Foto: Claudio Höll | Arbeitsplatz 4.0 bei Bosch-Rexroth: Ein Monitor zeigt was zu tun ist, eine Kamera erfasst, nach welchem Teil ein Arbeiter greift.
Von unserem Mitarbeiter CLAUDIO HÖLL
 |  aktualisiert: 11.12.2019 18:51 Uhr

Höllenhammer. Der Name der ersten Fertigungsstätte der Familie Rexroth gibt einen Eindruck davon, wie es dort zuging: laut und heiß. Der Main-Zufluss Elsava trieb den Schmiedehammer an – Produktion in der Industrie 1.0, in der man Wasserkraft oder Dampf nutzte. 221 Jahre später steht Mark Leverköhne in einer Bosch-Rexroth-Fertigungshalle in Lohr (Lkr. Main-Spessart). Sie ist Teil des Werks LoP2 – das klingt weniger martialisch als Höllenhammer, die Fabrik steht für die Fertigung in der Industrie 4.0. Leverköhne ist stellvertretender Leiter des Werks, durch das er an einem Praxistag Besucher führt.

Bosch-Rexroth, das zuletzt vor allem wegen bevorstehender Entlassungen in seiner Gießerei in den Fokus der Öffentlichkeit rückte, möchte bei einem Fabrikrundgang zeigen, wie es seine Produktion vernetzt – ein Thema, das seit 2011 unter dem Schlagwort „Industrie 4.0“ diskutiert wird. In dem Werk werden „Herz, Muskeln und Hirn“ für Maschinen hergestellt, wie Leverköhne beschreibt – Bosch-Rexroth fertigt hier Antriebs- und Steuerungstechnik.

Das besondere an dem Werk: Es gilt dem Lohrer Unternehmen als Beispiel für eine „vernetzte Fabrik“. Wenn ein Kunde ein Produkt, etwa einen Servomotor für eine seiner Maschinen bestellt, wird automatisch ein Auftrag generiert. Zu Beginn des Fertigungsprozesses geschehen zwei Dinge: Jedes Teil bekommt einen „digitalen Zwilling“ zur Seite gestellt. An diesem virtuellen Produkt lassen sich alle Eigenschaften ablesen, die auch das Produkt hat: Um welche Variante handelt es sich, welche Einzelteile sind verbaut, welche Firmware ist aufgespielt?
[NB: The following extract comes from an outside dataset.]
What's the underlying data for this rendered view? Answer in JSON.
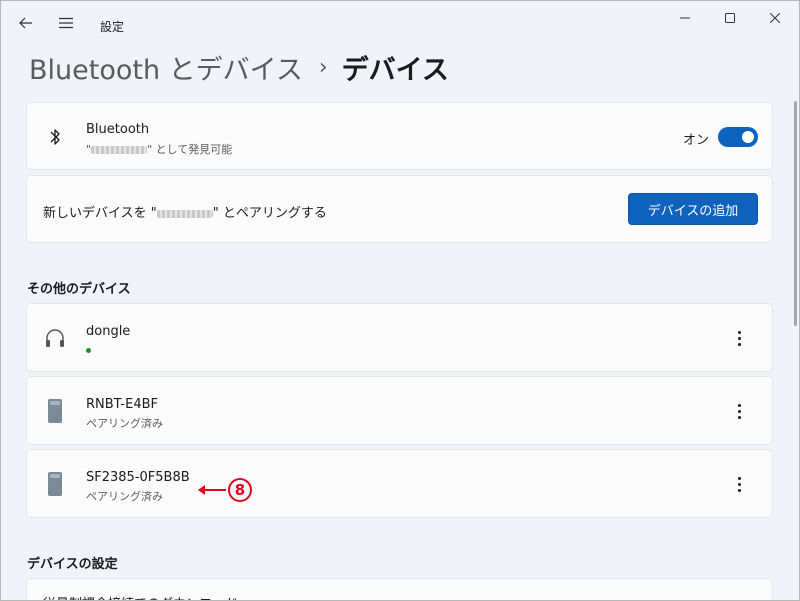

Produkt spricht mit Maschine

Die reale Produktion beginnt mit einem Barcode: Er wird auf das Produkt geklebt und stellt die Verbindung zum digitalen Zwilling her – mit einem Scanner können die Arbeiter jederzeit ablesen, um welches Produkt es sich handelt. Gleichzeitig erlaubt der Code es dem Produkt, mit den Maschinen zu kommunizieren. Er teilt etwa mit, wo die nächste Schraube gesetzt werden soll. Diese Information kann er einer Maschine mitteilen – oder einem Menschen.
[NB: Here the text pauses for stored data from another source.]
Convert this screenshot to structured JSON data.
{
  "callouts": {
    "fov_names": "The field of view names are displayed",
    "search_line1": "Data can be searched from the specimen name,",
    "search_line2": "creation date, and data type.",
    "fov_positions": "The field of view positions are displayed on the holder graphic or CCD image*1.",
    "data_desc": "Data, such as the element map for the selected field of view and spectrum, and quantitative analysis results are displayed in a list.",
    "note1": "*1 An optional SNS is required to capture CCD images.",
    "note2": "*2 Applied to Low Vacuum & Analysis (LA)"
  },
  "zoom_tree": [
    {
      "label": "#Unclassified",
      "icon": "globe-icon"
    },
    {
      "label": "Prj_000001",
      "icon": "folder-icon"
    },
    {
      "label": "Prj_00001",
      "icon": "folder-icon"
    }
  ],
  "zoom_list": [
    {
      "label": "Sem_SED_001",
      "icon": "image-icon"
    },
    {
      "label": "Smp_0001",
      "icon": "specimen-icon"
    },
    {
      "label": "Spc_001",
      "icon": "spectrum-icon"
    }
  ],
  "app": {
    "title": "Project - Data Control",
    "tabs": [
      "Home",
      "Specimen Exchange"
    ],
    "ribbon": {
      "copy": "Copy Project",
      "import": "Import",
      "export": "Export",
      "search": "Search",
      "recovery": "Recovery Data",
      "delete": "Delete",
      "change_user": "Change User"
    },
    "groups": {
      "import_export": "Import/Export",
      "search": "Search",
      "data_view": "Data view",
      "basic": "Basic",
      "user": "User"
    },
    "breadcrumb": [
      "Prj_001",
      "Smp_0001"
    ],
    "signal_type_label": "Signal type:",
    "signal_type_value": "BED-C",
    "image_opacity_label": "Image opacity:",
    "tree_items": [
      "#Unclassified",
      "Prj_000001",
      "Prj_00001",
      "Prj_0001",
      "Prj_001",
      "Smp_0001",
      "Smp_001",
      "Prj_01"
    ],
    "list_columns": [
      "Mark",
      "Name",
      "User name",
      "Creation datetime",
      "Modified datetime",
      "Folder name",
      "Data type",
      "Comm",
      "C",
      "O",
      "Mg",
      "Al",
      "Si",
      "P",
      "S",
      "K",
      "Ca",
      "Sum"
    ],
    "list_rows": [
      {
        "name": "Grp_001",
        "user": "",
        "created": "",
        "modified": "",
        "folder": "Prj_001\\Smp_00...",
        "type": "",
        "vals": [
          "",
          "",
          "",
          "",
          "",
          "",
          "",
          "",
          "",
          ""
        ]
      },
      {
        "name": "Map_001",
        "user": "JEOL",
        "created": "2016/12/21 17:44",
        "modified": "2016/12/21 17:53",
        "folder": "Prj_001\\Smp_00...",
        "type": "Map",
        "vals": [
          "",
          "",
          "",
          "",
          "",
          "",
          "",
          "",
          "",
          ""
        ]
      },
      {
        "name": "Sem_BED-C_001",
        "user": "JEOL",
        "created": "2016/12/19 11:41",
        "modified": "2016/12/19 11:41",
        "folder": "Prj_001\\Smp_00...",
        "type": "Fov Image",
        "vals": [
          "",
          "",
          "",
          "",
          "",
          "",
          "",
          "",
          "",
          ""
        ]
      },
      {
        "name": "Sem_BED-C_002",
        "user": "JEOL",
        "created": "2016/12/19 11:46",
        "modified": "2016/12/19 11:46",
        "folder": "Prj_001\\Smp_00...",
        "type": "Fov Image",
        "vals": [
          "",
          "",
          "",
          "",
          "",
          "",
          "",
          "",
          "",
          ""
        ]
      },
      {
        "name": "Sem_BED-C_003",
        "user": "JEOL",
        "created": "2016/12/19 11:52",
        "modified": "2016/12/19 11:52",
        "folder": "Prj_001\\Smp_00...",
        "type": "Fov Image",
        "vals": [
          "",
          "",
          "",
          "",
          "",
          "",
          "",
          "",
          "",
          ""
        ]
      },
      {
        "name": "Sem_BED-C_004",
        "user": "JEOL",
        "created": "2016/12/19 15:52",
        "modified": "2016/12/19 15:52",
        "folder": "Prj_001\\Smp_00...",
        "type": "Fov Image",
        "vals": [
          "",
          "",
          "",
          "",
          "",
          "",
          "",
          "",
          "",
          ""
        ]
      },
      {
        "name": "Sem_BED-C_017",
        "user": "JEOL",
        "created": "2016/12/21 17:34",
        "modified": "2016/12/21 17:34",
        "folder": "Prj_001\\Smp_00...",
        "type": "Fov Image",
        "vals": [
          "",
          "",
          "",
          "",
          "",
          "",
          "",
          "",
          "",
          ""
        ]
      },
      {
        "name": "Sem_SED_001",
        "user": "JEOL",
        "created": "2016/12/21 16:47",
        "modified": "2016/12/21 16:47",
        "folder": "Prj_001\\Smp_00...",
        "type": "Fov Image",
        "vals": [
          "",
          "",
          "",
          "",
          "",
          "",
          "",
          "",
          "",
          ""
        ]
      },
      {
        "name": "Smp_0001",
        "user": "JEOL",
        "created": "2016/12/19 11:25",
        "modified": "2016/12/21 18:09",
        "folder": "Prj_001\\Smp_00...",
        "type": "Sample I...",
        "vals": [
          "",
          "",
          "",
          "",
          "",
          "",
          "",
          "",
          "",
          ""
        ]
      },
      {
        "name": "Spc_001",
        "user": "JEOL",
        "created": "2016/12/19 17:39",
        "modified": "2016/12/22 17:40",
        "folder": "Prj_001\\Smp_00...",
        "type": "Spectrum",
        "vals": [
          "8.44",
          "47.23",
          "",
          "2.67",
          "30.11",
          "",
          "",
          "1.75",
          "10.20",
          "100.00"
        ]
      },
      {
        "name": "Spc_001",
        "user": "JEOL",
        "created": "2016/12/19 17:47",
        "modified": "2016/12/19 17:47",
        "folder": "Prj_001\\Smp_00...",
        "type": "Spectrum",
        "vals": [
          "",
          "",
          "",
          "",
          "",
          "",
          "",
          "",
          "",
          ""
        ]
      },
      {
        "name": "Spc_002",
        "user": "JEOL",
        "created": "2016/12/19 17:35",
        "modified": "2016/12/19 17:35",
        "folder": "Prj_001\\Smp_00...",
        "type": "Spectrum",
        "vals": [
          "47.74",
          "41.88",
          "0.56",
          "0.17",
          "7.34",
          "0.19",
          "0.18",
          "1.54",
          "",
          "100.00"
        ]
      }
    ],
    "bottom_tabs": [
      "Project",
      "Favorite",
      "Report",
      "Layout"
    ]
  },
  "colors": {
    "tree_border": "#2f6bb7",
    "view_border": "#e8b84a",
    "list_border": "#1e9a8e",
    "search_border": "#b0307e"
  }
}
An Arbeitsplätzen in der Fabrik zeigt ein Bildschirm, welcher Arbeitsschritt als nächstes ansteht, ein Licht leuchtet über der Schraubenschachtel auf, in die ein Arbeiter greifen muss. Katharina Kern, Produktmanagerin bei Bosch-Rexroth, erklärt: „Das Produkt erzählt, was getan werden muss.“ Solche Lösungen, sagt Leverköhne, seien vor allem wichtig, wenn in einer Fabrik viele Produktvarianten hergestellt werden – etwa 200 000 sind es in Lohr.

Steffen Winkler, Leiter des Marktsegments Fabrikautomation, zeigt ein weiteres Beispiel für Industrie-4.0-Technologie: einen Akkuschrauber. Der unterscheidet sich auf den ersten Blick nur durch ein Display von einem herkömmlichen Modell, verfügt aber über eine W-Lan Verbindung. Wenn zum Beispiel in einem Flugzeug angezogene Schrauben dokumentiert werden müssen, sendet der Akkuschrauber die Daten über jede Verschraubung an das Netzwerk des Flugzeugbauers.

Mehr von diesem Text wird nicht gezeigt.